Sep 18, 2008 16:42
I've been stuck at SeaTac for nearly five hours now. I was scheduled to leave for Pittsburgh via Philly at 1:40PM, but some sort of flow-pushy or something broke on the plane. It is now 5pm and I am still waiting to hear about when we can load into the plane. We've been waiting for this "minor part" (the airlines words) to be flown in from Phoenix. The actual installation process is said to only need to take 15 minutes to complete. There has been a lot of grumbling throughout the passengers about how ironic it is that a part for a Boeing aircraft needs to get a replacement part from Phoenix when the plant that builds this particular aircraft is only minutes away by car. Due to this delay, I will have to spend the night in the city of brotherly love in a hotel by the airport, so that I can fly to pittsburgh tomorrow and then drive to West Virginia Ugh! I'm so unhappy about this turn of events and I feel exhausted and like a major crab apple.
I had some saggy, old douchebag-entrepeneur with a very booming Philadelphia-accented voice sitting next to me for a while making phone call after phone call. He is the type of schmarmy old man that calls women, "dolls", points at you and winks a lot. You know the type: guy smiley with a irritating accent. I wanted to scream, "for the love of god....shut the fuck up!" The final straw was when he called his secretary and basically had phone sex with her while sitting right next to me. I felt like I must be on an episode of candid camera. Do people like that really exist?!
The reason I'm flying to Pittsburgh, is that I'm visiting my grandmother. Last week, we were lead to believe that the end was nigh, and it could be.
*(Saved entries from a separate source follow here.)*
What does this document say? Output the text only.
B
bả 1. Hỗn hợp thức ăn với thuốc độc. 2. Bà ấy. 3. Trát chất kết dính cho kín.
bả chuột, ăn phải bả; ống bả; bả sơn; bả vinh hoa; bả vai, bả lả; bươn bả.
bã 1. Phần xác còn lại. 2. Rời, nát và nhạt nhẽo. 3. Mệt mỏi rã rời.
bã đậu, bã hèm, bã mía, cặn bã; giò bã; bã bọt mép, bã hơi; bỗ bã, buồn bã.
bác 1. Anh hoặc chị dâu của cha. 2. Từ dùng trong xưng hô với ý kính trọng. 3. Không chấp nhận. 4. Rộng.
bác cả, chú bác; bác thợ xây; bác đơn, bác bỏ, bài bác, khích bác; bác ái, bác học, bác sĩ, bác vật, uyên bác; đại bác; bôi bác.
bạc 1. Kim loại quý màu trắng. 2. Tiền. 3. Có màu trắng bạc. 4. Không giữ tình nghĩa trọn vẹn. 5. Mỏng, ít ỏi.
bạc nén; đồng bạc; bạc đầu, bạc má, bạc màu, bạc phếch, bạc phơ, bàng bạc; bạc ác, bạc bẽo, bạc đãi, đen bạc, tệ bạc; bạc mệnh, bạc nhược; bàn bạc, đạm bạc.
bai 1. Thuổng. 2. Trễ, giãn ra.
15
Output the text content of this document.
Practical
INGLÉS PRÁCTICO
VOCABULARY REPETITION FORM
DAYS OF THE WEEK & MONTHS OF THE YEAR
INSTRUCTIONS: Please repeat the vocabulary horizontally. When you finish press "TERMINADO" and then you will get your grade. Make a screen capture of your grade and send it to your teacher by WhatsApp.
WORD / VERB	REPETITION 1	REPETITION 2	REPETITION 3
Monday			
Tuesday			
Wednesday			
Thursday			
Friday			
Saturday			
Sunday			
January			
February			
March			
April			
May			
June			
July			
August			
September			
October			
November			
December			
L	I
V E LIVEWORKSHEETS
But, then again, it could also not be. At any rate, I've decided to travel to West Virginia to pay my respects. My dad is already at my grandmother's house and I think he needs moral support. When I talked to him on the phone, I could hear my grandmother screaming in the background. Her condition has progressed so that she cannot make inteligible conversations. She mostly grunts or screams. She's going through a yelling phase now. According to my Dad, she screamed all night long last night, so I shouldn't expect to get sleep. Naturally, I'm filled with mixed feelings as I type this. I feel that it's important that I be able to properly tell my grandmother good bye and to offer my dad some support (he's so sensitive), but I'm also filled with dread at seeing her the way she is right now. She's a shell of what she once was and it's just painful to see her like this. Oh well, I'm glad I'm doing this, but it's not pleasant. The fact that this trip has made me very weery already and I have yet to leave the ground isn't exactly a good omen either.